The US dollar continues to strengthen against the Chinese and Japanese currencies, with the yuan being the main outsider so far.

Over the past 5 days, the renminbi has demonstrated the worst dynamics among all Asian currencies against the US dollar, having dropped by 3%.

To support the yuan, the People's Bank of China cut the amount of money the banks must set aside for their foreign-currency holdings. This decision was announced on Monday evening.

The new policy will come into force in mid-May. From now on, Chinese banks will need to hold 8% of their foreign exchange in reserve, down from the 9% requirement.

This measure is supposed to increase the supply of US dollars and other foreign currencies in the domestic market. This should support the yuan and reduce the USD/CNY rate.

However, the news about the reduction of foreign exchange reserves is not helping the yuan much. This morning, CNY posted another record drop.

The yuan slipped by 681 pips against the US dollar, marking its sharpest decline in 7 years.

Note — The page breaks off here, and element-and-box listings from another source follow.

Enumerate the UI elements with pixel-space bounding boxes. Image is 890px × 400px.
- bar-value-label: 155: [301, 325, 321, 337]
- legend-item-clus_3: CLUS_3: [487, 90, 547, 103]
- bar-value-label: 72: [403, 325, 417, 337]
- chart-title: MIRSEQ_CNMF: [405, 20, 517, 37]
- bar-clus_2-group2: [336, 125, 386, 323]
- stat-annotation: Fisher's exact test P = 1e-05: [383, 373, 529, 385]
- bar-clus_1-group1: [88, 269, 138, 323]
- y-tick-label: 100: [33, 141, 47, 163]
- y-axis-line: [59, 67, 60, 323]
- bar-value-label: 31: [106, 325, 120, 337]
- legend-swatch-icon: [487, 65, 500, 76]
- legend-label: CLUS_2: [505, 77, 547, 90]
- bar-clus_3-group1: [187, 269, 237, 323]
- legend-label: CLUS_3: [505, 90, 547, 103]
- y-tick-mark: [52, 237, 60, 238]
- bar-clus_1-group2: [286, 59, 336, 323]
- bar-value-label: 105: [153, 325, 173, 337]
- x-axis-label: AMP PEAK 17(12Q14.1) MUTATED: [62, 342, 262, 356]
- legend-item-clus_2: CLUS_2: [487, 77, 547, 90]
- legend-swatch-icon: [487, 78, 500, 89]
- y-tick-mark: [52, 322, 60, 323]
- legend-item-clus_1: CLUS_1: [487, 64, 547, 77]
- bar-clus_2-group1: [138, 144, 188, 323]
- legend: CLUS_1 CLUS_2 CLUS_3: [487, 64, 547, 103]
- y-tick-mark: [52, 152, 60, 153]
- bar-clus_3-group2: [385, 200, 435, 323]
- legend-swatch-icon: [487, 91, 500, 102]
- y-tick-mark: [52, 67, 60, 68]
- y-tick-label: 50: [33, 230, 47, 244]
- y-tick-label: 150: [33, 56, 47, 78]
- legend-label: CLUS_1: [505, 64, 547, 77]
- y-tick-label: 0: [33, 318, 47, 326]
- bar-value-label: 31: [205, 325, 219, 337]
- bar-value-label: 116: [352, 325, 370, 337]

The last time it posted such losses was in August 2015.

In the early session, the yuan was trading at 6.5590 per dollar, which is another yearly low.

The pressure on the renminbi comes from the outbreak of COVID-19 in the country. The ongoing lockdown in Shanghai and the resulting disruption to production and supply chains pose a threat to the Chinese economy.

The continuing lockdown in China can also lead to a slowdown in global economic growth. This is another factor that strengthens the position of the greenback. Now the American currency is considered the main safe-haven asset among investors.

In addition, USD is receiving strong support from the Fed. In order to curb inflation inflicted by the geopolitical crisis, the US regulator intends to raise interest rates more aggressively in May.

The hawkish stance of the Fed officials has a negative impact on the Japanese yen. Despite rapidly growing consumer prices, the Bank of Japan still adheres to a soft monetary policy.

The yen fell to a 20-year low of 129.40 last week. At the beginning of the week, the Japanese currency slightly recovered against the dollar to 128.16.

Yuan plunging while yen struggling to stay afloat

Nevertheless, the short-term outlook for both the Japanese and Chinese currencies remains pessimistic. The dollar now appears to be dominating the international financial arena.